NEW YORK (AP) – The love affair begins.

Rafael Nadal and the U.S. Open are made for each other. He is high-energy personified, a New York kind of guy – big, bold and muscular on court, impossible to ignore in his skintight, sleeveless, Big Apple red shirt and black toreador pants.

The king of clay, who captured the French Open two days after he turned 19 in June, showed in round one of the year’s final Grand Slam event Monday that he can be just as dominating on hard courts.

Seeded second behind Roger Federer, Nadal unleashed fiery flashes reminiscent of a young Jimmy Connors amid a workmanlike 6-3, 6-3, 6-4 rout of hard-serving American wild card Bobby Reynolds on a hot, muggy opening day.

One point demonstrated Nadal’s talents and tenacity. He lunged to return a 123 mph serve by Reynolds, a former Vanderbilt All-American, leapt to catch up to two overheads and keep them in play, then sprinted in from beyond the baseline to pounce on Reynolds’ drop shot and pass him with a winner. The crowd in Arthur Ashe Stadium roared as Nadal dropped dramatically to his knees and bounced to his feet, punching the air with a left-handed uppercut just as Connors once did.

Nadal is a far more mature, exciting and efficient player than he was in his first two U.S. Open appearances the past two years, when he was sent packing in the second round each time.
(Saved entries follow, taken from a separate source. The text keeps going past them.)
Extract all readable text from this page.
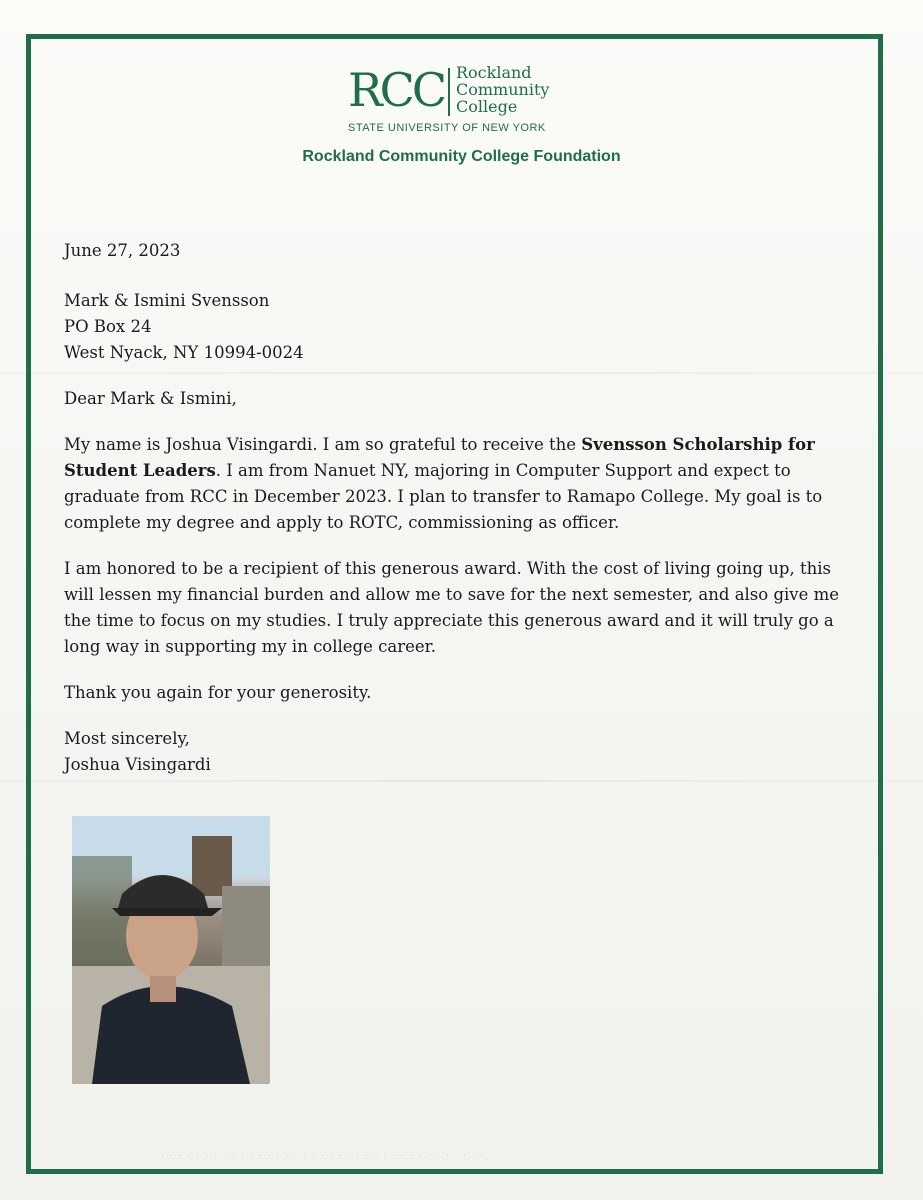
RCC Rockland
Community
College
STATE UNIVERSITY OF NEW YORK
Rockland Community College Foundation

June 27, 2023

Mark & Ismini Svensson
PO Box 24
West Nyack, NY 10994-0024

Dear Mark & Ismini,

My name is Joshua Visingardi. I am so grateful to receive the Svensson Scholarship for Student Leaders. I am from Nanuet NY, majoring in Computer Support and expect to graduate from RCC in December 2023. I plan to transfer to Ramapo College. My goal is to complete my degree and apply to ROTC, commissioning as officer.

I am honored to be a recipient of this generous award. With the cost of living going up, this will lessen my financial burden and allow me to save for the next semester, and also give me the time to focus on my studies. I truly appreciate this generous award and it will truly go a long way in supporting my in college career.

Thank you again for your generosity.

Most sincerely,
Joshua Visingardi
· · · · · · · · · · · · · · · · · · · · · · · · · · · · · · · · · · · · ·
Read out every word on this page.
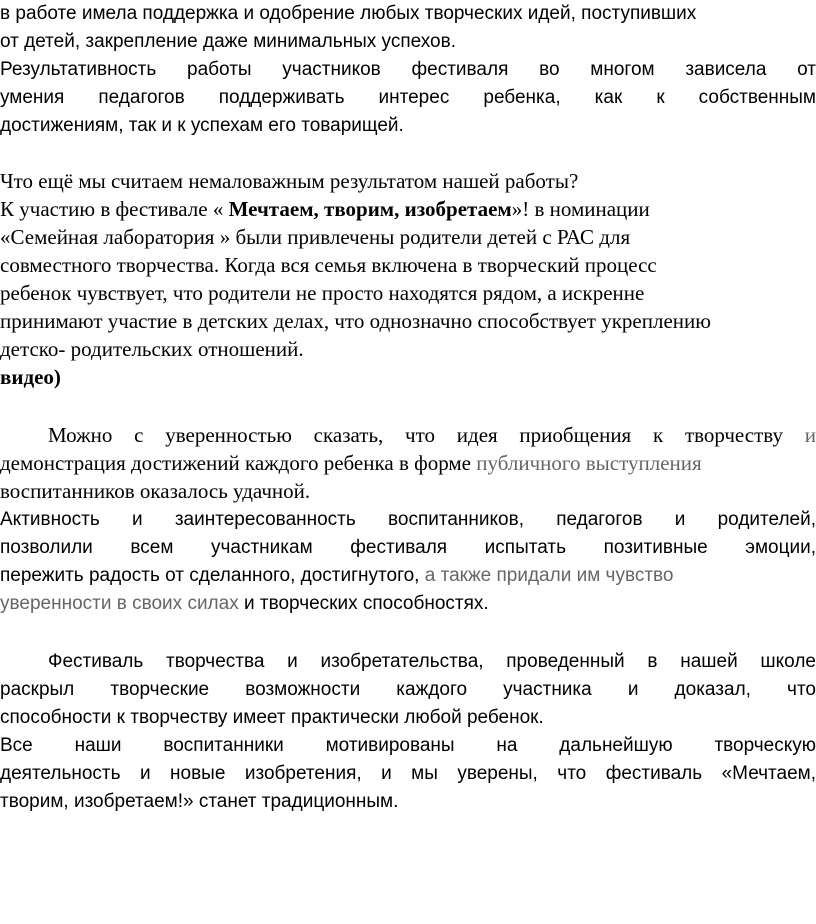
в работе имела поддержка и одобрение любых творческих идей, поступивших
от детей, закрепление даже минимальных успехов.
Результативность работы участников фестиваля во многом зависела от
умения педагогов поддерживать интерес ребенка, как к собственным
достижениям, так и к успехам его товарищей.
Что ещё мы считаем немаловажным результатом нашей работы?
К участию в фестивале « Мечтаем, творим, изобретаем»! в номинации
«Семейная лаборатория » были привлечены родители детей с РАС для
совместного творчества. Когда вся семья включена в творческий процесс
ребенок чувствует, что родители не просто находятся рядом, а искренне
принимают участие в детских делах, что однозначно способствует укреплению
детско- родительских отношений.
видео)
Можно с уверенностью сказать, что идея приобщения к творчеству и
демонстрация достижений каждого ребенка в форме публичного выступления
воспитанников оказалось удачной.
Активность и заинтересованность воспитанников, педагогов и родителей,
позволили всем участникам фестиваля испытать позитивные эмоции,
пережить радость от сделанного, достигнутого, а также придали им чувство
уверенности в своих силах и творческих способностях.
Фестиваль творчества и изобретательства, проведенный в нашей школе
раскрыл творческие возможности каждого участника и доказал, что
способности к творчеству имеет практически любой ребенок.
Все наши воспитанники мотивированы на дальнейшую творческую
деятельность и новые изобретения, и мы уверены, что фестиваль «Мечтаем,
творим, изобретаем!» станет традиционным.
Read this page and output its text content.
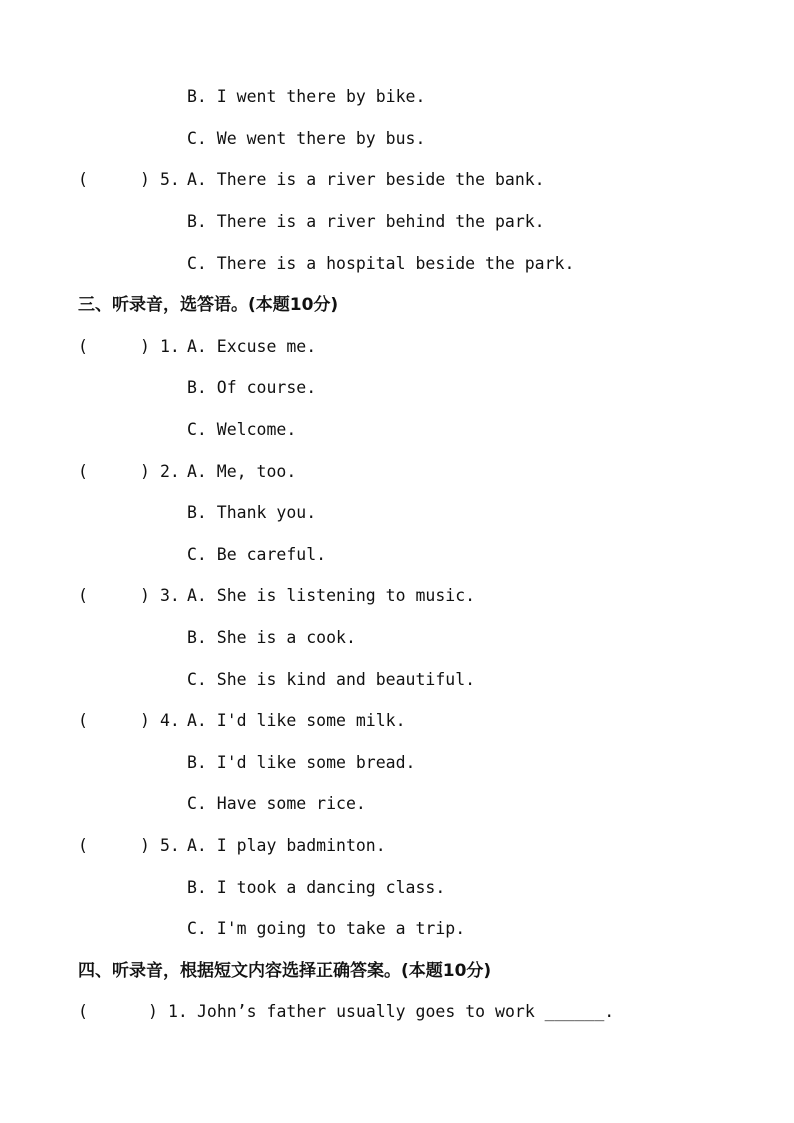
B. I went there by bike.
C. We went there by bus.
(	) 5. A. There is a river beside the bank.
B. There is a river behind the park.
C. There is a hospital beside the park.
三、听录音，选答语。(本题10分)
(	) 1. A. Excuse me.
B. Of course.
C. Welcome.
(	) 2. A. Me, too.
B. Thank you.
C. Be careful.
(	) 3. A. She is listening to music.
B. She is a cook.
C. She is kind and beautiful.
(	) 4. A. I'd like some milk.
B. I'd like some bread.
C. Have some rice.
(	) 5. A. I play badminton.
B. I took a dancing class.
C. I'm going to take a trip.
四、听录音，根据短文内容选择正确答案。(本题10分)
(	) 1. John’s father usually goes to work ______.
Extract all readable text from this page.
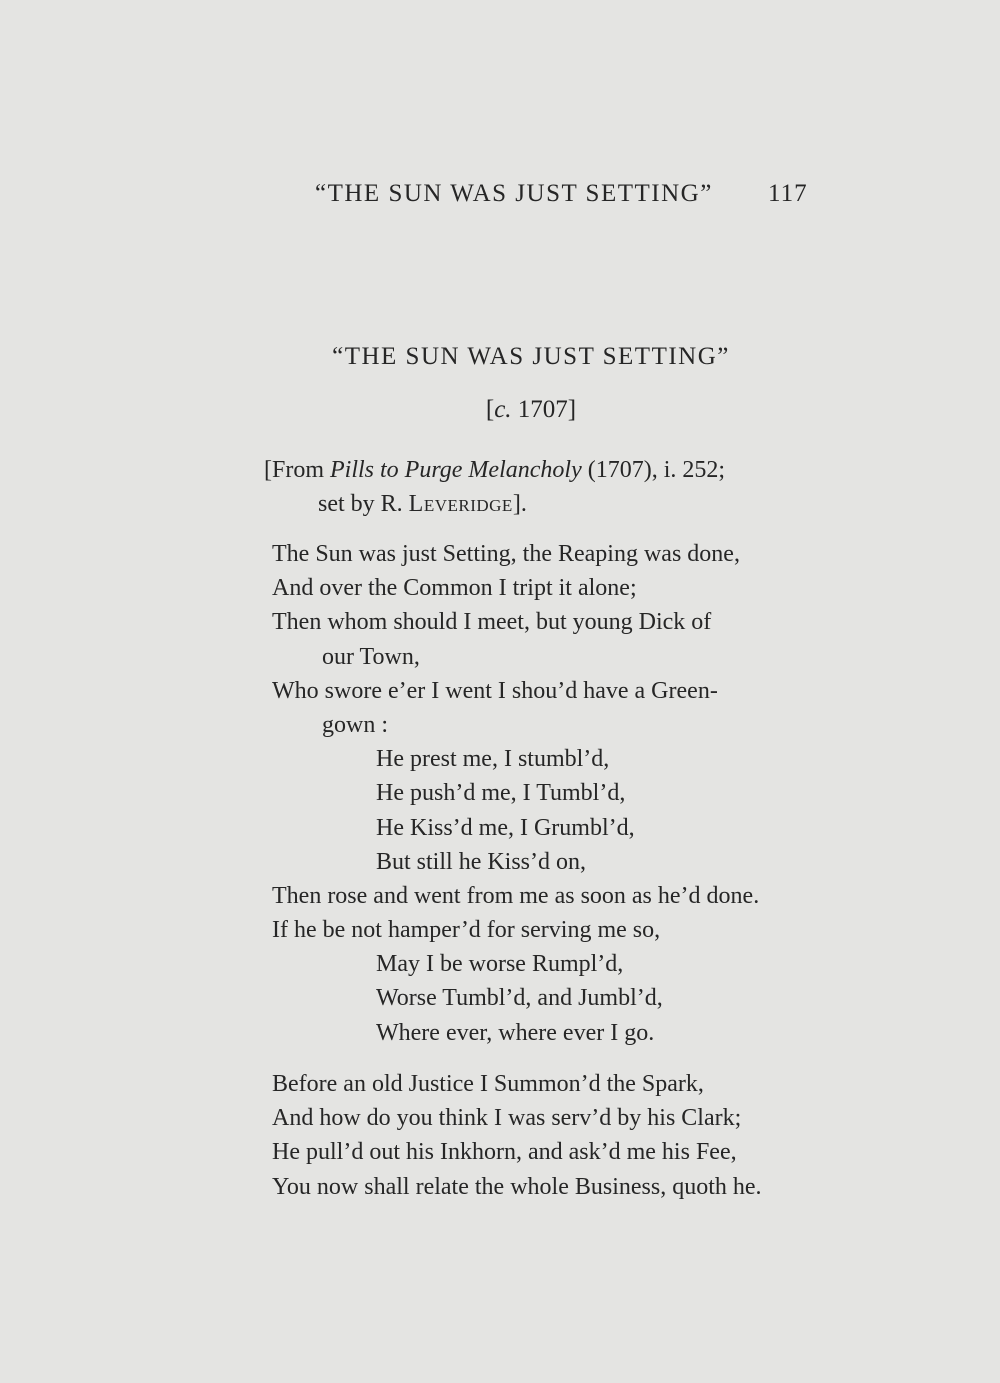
“THE SUN WAS JUST SETTING” 117
“THE SUN WAS JUST SETTING”
[c. 1707]
[From Pills to Purge Melancholy (1707), i. 252;
set by R. Leveridge].
The Sun was just Setting, the Reaping was done,
And over the Common I tript it alone;
Then whom should I meet, but young Dick of
our Town,
Who swore e’er I went I shou’d have a Green-
gown :
He prest me, I stumbl’d,
He push’d me, I Tumbl’d,
He Kiss’d me, I Grumbl’d,
But still he Kiss’d on,
Then rose and went from me as soon as he’d done.
If he be not hamper’d for serving me so,
May I be worse Rumpl’d,
Worse Tumbl’d, and Jumbl’d,
Where ever, where ever I go.
Before an old Justice I Summon’d the Spark,
And how do you think I was serv’d by his Clark;
He pull’d out his Inkhorn, and ask’d me his Fee,
You now shall relate the whole Business, quoth he.
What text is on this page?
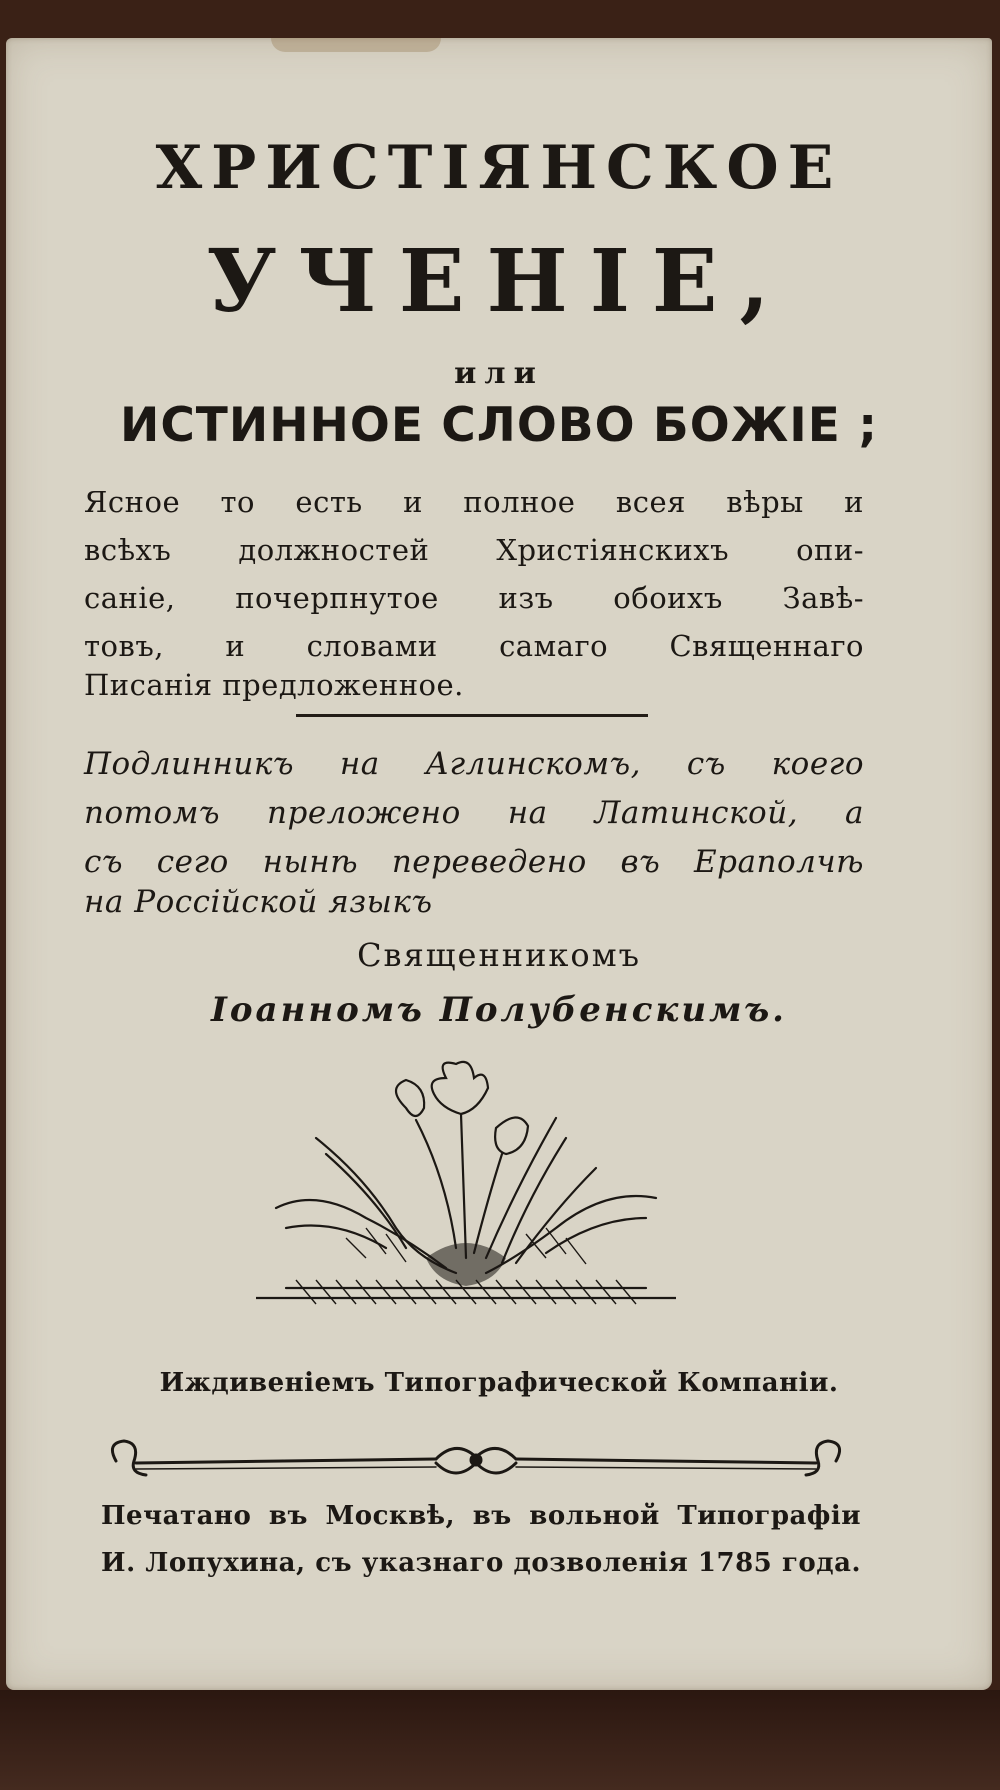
ХРИСТІЯНСКОЕ
УЧЕНІЕ,
или
ИСТИННОЕ СЛОВО БОЖІЕ ;
Ясное то есть и полное всея вѣры и
всѣхъ должностей Христіянскихъ опи-
саніе, почерпнутое изъ обоихъ Завѣ-
товъ, и словами самаго Священнаго
Писанія предложенное.
Подлинникъ на Аглинскомъ, съ коего
потомъ преложено на Латинской, а
съ сего нынѣ переведено въ Ераполчѣ
на Россійской языкъ
Священникомъ
Іоанномъ Полубенскимъ.
Иждивеніемъ Типографической Компаніи.
Печатано въ Москвѣ, въ вольной Типографіи
И. Лопухина, съ указнаго дозволенія 1785 года.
This has been a breakthrough year for him. He’s won not only his first major title but eight other tournaments, including the Montreal Masters on hard courts two weeks ago, with a three-set victory over Andre Agassi in the final.

“The last two years when I was coming here, I was playing very, very bad … but the worst moment in the year (was) when I come to the U.S. Open,” Nadal said. “I think now is a little bit different, no?”

Yes, it is very different.

It is very different, too, for Russian Svetlana Kuznetsova. A year after she emerged from virtual obscurity to win the title, she sprayed shots wildly in a 6-3, 6-2 loss to fellow Russian Ekaterina Bychkova and became the first U.S. Open defending women’s champion to fall in the first round.

There was little surprise in Kuznetsova’s early ouster. She’s been struggling to find her rhythm all year and came into the Open with a mediocre 27-14 record and no titles.

“I’ve learned a lesson and it’s tough,” she added. “But the tough things make you grow stronger and make you learn. What do I do, kill myself? No.

“I know how you feel when you don’t have any gas and you can’t go anymore. I think it’s something else,” she added. “I have to find out what that is. It just takes a while to learn it. It takes a while to play with pressure.”

It’s rare for a defending champion to lose in the first round at any Grand Slam event, but it’s happened twice this year. Anastasia Myskina did it at the French Open in May. Only two other women suffered similarly in the Open era since 1968 – Steffi Graf at Wimbledon in 1994 and Jennifer Capriati at the Australian in 2003. Four men’s defending champion of majors have lost, and only one was at the U.S. Open – Patrick Rafter when he withdrew with a shoulder injury in the fifth set in 1999.

Women’s top seed Maria Sharapova got off to a smart start, dispatching Greece’s Eleni Daniildou 6-1, 6-1.

Serena and Venus Williams, each of them two-time champions, won in straight sets, though the No. 8 Serena looked less convincingly like a contender than her No. 10-seeded big sister. Slower and heavier than in the past, Serena fell behind 3-1 in the second set before bearing down to beat 16-year-old qualifier Yung-Jan Chan of Taiwan, 6-1, 6-3. Venus, trying to build on her Wimbledon triumph, breezed past Rika Fujiwara of Japan, 6-3, 6-1.

Perhaps Serena should worry less about her jewelry than her conditioning. She flashed a $40,000 pair of platinum-and-diamond chandelier earrings on court, one of which fell off during the match.

“I didn’t put it on tight enough because I was rushing to go out,” she said. “I was hoping it wouldn’t fall, but I knew in the back of my mind it would and it did.”

The highest seeded player to lose on the first day among the men was No. 9 Gaston Gaudio, the 2004 French Open champion who was taken out by wild card Brian Baker of Nashville, Tenn., 7-6 (9), 6-2, 6-4. The 20-year-old Baker, sidelined for three months earlier this year with a left wrist injury, came into the tournament ranked No. 197 after laboring mostly on the Challengers tour.

“I think I’ve always had it in me,” Baker said.

of the biggest victory of his career. “I just haven’t quite been able to put it together for a whole match. Ever since I was a little kid, you always dream about being top 10 in the world and winning a Grand Slam. I know that’s a long way away right now, but hopefully with a lot of hard work, getting a little bit better, maybe I can accomplish those things down the road.”